Megan Joyce Imirowicz recebeu um ano de prisão e cinco anos de liberdade condicional por ter encharcado fatalmente seu pai, Konrad Imirowciz, com soda cáustica enquanto ele dormia. (Captura de tela: Série Crime)

Megan Joyce Imirowicz recebeu um ano de prisão e cinco anos de liberdade condicional por ter encharcado fatalmente seu pai, Konrad Imirowciz, com soda cáustica enquanto ele dormia. (Captura de tela: Série Crime)

Enfrentando uma pena máxima de prisão perpétua por derramar soda cáustica fatalmente em seu pai adormecido, uma mulher de Michigan soluçou, citou a Bíblia e manteve sua inocência. Megan Joyce Imirowicz, 19, pegou um ano de prisão com crédito pelo tempo cumprido e deve cumprir cinco anos de liberdade condicional.

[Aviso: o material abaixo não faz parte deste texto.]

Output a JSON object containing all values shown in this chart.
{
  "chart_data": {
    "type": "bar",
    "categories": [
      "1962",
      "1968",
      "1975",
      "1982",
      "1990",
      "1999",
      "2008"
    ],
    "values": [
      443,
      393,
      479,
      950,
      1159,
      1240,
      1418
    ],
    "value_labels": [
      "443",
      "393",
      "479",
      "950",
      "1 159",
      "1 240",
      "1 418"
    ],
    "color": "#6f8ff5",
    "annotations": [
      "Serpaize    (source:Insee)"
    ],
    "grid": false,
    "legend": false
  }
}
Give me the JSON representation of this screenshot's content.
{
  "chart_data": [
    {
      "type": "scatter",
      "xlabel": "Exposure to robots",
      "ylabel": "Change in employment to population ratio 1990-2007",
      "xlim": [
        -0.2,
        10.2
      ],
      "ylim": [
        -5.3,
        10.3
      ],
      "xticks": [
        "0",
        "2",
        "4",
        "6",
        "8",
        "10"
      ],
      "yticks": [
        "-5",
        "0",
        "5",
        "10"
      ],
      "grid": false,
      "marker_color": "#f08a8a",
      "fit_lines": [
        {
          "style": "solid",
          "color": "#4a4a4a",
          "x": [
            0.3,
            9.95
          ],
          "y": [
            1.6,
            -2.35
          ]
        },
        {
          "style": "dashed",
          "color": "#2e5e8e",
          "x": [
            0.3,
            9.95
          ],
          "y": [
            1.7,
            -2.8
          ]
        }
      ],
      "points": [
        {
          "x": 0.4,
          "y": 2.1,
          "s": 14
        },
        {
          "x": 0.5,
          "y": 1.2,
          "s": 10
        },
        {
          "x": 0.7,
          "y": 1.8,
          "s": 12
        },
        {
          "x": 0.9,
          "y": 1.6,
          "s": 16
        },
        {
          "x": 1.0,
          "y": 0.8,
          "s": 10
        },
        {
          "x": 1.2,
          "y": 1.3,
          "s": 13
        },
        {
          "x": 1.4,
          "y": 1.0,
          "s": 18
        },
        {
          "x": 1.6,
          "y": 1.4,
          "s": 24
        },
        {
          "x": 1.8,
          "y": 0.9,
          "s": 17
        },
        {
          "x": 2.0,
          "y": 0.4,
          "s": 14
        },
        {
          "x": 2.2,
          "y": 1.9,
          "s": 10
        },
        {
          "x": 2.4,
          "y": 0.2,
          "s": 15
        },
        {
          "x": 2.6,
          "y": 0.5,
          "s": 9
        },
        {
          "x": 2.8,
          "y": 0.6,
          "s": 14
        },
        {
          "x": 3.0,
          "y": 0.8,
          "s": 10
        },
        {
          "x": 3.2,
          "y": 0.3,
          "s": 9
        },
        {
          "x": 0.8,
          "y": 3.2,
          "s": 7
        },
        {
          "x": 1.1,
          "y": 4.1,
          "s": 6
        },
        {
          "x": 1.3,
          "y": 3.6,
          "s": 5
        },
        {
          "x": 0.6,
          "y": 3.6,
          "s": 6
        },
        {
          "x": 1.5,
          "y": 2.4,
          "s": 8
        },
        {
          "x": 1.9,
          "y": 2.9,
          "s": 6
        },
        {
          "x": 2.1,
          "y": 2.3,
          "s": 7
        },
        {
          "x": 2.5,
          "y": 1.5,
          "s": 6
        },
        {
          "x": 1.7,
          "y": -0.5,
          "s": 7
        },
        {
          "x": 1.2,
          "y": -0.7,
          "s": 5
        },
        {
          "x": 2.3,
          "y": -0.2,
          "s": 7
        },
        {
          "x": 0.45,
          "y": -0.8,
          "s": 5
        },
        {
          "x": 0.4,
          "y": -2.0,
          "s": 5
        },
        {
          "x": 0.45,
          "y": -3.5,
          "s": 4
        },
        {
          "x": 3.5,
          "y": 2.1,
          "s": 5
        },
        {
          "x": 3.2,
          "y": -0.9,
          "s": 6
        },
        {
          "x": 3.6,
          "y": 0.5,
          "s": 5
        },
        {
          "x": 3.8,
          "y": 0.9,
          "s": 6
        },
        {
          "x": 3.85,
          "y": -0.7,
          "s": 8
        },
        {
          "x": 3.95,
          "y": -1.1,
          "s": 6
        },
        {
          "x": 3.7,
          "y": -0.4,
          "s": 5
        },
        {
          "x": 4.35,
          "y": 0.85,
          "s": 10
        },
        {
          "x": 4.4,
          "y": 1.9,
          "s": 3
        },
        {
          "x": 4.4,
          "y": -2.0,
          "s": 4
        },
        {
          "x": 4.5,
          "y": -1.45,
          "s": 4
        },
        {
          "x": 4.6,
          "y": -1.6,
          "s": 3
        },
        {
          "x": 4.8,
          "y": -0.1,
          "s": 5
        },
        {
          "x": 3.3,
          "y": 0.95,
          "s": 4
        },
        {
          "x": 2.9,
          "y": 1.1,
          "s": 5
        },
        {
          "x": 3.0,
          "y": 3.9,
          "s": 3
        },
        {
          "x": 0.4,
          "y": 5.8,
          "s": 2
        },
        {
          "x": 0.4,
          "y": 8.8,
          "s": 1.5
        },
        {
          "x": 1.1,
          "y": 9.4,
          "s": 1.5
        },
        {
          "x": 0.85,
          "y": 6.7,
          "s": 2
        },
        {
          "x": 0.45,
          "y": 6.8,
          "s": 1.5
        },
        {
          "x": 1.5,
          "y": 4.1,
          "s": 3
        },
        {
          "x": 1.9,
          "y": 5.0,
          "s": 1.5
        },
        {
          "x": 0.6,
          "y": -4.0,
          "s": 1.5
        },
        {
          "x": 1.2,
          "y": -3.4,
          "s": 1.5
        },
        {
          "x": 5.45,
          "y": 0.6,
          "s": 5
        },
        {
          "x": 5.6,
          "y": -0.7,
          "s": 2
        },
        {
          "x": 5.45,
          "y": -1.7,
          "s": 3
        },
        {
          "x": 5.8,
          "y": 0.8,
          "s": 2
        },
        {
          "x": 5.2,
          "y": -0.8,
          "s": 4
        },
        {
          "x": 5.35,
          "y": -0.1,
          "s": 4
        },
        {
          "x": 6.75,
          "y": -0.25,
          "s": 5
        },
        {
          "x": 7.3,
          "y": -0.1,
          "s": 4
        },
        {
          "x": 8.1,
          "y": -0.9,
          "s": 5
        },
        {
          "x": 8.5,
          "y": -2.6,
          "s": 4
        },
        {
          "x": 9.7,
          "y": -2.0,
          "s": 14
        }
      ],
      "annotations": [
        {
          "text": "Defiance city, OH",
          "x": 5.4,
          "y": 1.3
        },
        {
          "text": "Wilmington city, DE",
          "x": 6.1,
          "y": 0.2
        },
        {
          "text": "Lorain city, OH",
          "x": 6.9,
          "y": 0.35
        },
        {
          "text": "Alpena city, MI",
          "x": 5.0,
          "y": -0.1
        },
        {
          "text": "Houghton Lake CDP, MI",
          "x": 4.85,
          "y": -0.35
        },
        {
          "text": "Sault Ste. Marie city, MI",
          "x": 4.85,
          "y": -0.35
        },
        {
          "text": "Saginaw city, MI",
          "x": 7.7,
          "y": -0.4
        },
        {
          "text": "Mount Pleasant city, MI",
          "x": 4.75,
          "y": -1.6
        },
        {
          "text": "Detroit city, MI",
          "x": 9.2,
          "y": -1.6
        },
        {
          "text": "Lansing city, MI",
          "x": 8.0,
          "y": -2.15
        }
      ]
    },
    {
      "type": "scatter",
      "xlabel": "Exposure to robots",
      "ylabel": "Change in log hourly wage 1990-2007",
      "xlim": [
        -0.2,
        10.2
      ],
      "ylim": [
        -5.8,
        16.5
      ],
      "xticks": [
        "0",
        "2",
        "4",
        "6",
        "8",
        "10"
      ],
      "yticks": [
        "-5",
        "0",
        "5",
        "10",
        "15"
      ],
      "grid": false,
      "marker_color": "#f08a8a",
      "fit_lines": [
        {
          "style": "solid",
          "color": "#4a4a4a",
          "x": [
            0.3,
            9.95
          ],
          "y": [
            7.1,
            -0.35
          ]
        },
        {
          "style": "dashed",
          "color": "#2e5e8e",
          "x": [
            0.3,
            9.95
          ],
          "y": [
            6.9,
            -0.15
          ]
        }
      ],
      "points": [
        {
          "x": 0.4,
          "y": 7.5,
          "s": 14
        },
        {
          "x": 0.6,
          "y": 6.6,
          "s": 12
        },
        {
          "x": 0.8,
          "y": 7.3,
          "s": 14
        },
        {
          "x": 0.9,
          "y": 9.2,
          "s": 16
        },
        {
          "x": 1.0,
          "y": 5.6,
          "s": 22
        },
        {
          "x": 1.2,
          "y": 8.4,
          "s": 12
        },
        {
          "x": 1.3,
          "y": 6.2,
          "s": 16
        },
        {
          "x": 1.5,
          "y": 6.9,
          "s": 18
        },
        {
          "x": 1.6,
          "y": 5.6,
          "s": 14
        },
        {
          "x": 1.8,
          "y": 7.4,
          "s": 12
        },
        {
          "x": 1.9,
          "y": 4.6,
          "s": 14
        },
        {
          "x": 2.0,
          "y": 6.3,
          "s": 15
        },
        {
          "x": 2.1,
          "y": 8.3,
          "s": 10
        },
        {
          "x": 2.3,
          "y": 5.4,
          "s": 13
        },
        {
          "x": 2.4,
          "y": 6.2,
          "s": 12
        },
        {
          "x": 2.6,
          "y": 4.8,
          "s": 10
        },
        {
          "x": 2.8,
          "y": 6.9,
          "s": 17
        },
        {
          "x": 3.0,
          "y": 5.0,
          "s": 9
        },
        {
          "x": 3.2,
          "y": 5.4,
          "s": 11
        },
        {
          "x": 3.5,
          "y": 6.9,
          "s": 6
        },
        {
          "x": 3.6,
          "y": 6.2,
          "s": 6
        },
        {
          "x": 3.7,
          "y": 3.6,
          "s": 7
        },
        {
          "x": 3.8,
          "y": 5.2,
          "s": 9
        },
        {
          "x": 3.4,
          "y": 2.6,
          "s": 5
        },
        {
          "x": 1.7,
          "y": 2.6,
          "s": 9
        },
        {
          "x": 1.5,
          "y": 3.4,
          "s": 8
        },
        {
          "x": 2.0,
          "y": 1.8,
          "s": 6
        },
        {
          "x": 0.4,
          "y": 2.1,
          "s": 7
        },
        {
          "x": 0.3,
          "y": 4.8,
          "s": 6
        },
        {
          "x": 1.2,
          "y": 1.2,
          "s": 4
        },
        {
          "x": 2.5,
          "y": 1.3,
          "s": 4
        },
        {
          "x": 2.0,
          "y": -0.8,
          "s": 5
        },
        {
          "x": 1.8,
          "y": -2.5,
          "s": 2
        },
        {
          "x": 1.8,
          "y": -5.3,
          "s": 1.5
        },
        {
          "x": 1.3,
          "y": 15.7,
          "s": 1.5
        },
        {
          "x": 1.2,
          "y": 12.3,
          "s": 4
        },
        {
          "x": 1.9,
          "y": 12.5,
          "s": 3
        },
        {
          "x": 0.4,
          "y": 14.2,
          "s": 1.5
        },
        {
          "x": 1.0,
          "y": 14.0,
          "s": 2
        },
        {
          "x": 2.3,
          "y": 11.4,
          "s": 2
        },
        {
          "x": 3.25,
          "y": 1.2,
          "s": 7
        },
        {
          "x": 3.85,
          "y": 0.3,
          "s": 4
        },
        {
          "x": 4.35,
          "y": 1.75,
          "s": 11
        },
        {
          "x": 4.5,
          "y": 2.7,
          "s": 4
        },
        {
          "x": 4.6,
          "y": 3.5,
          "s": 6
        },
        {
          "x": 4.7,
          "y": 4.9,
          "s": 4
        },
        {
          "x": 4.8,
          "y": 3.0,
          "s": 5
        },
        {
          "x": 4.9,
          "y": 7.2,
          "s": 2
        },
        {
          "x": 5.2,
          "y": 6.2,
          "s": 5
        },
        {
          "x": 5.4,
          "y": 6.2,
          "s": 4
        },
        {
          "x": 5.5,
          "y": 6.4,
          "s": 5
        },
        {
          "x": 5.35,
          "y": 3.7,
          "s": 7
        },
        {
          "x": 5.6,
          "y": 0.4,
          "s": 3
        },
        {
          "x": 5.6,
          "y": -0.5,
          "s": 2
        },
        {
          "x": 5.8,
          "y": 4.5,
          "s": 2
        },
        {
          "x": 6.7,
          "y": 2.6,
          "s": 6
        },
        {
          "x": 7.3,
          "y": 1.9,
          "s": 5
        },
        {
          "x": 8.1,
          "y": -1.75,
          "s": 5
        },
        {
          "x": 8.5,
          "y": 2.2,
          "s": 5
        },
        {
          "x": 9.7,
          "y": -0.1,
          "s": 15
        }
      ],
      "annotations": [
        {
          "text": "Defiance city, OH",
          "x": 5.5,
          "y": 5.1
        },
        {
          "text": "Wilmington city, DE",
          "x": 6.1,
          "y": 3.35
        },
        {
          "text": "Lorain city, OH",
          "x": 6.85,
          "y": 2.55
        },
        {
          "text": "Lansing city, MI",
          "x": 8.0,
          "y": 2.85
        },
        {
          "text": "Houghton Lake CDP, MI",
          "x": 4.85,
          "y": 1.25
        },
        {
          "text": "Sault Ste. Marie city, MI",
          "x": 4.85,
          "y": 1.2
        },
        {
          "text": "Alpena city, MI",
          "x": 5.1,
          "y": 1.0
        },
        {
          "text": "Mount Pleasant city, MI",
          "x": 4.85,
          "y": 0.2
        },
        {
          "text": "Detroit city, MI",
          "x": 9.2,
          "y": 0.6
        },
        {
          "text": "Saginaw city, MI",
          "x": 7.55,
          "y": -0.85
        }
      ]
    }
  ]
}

Ela parecia perturbada em sua audiência de sentença, como ela fez em seu julgamento . A ré negou enfaticamente ter tirado a vida de Konrad Imirowicz, 64 anos.





a pegada no assassino do lago

“Os maus são enredados pelas transgressões dos seus lábios, mas os justos escapam dos problemas”, disse ela no tribunal na terça-feira, citando Provérbios 12:13.

Mas os promotores presentes no julgamento a consideraram insensível. Eles disseram que ela mentiu para os investigadores sobre como soube das queimaduras de seu pai. Na verdade, quando uma amiga ligou para ela sobre isso, ela zombou e desligou o telefone, disse o estado.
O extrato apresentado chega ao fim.